Autour de Jean, Thomas, Jacques le mineur, Thaddée, Matthieu et le Christ – les six protagonistes de l’apostolado aux cartels de Ribera que réunit le musée des Beaux-arts de Rennes – une dizaine de scènes religieuses constitue l’exposition dossier consacrée à l’artiste.

Parmi elles, un Saints Pierre et Paul ; deux apôtres débattent autour d’un texte, Pierre, le plus vieux des deux examine l’ouvrage tracé dans la blancheur du papier, Paul, lui, fixe l’observateur du regard. Sa main droite brandit haut la garde de son épée, tandis que de l’autre il maintient le rouleau déplié accoudé à plusieurs volumes dont les tranches brunies accusent le temps passé à les compulser. L’un et l’autre ont le visage parcouru de rides, la peau filant dans une épaisse coulée picturale dont les sillons sont si marqués qu’il est possible de les suivre, se prendre dans leurs courants et de glisser avec eux d’un coloris à un autre le long des crêtes et arrêtes. Le passage qui retient l’attention des deux hommes porte une inscription dont le va et vient entre les apôtres raconte l’intérêt et la complexité de l’interprétation. Pourtant, si l’échange intellectuel s’impose en tant que véritable sujet du tableau, probablement commande faite au peintre, celui-ci en a précieusement conservé le centre de gravité.
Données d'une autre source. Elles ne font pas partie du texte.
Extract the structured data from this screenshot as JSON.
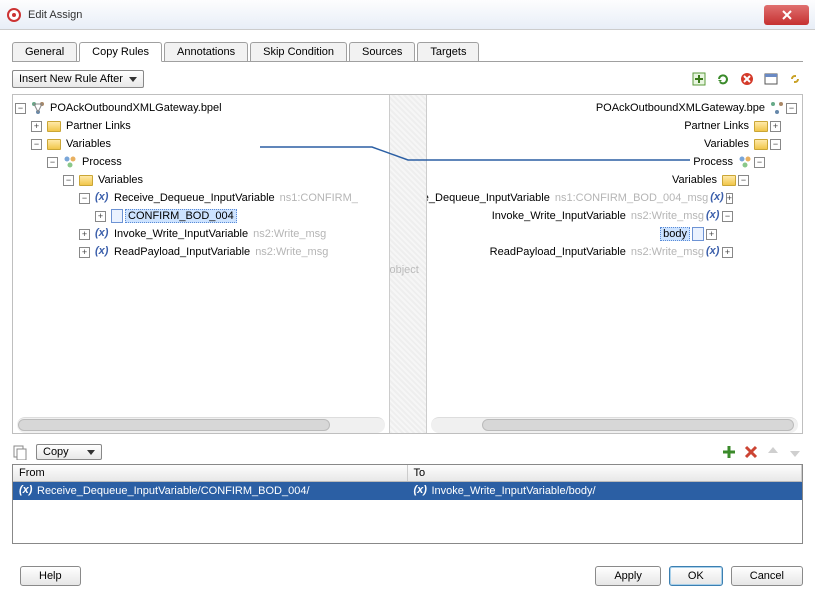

Dans l’ombre du pli de papier qui relie Paul à Pierre, pris dans la vie de la lourde tunique, apparaît renversée une figure enfantine, un spectre pâle aux orbites larges à moitié cachées par les couches plus épaisses du revers de manche ocre d’un des saints. Le fantôme, réminiscence inattendue d’une composition plus ancienne, ne subsiste que par ce visage poupon à l’air triste. Une fois vu de lui, la surprise est si poignante que l’observateur ne parvient plus à s’en détacher. Tous les livres, tous les textes, rien n’y change. Ni la conscience du moment sacré qui lie les deux hommes, ni la beauté de la peinture.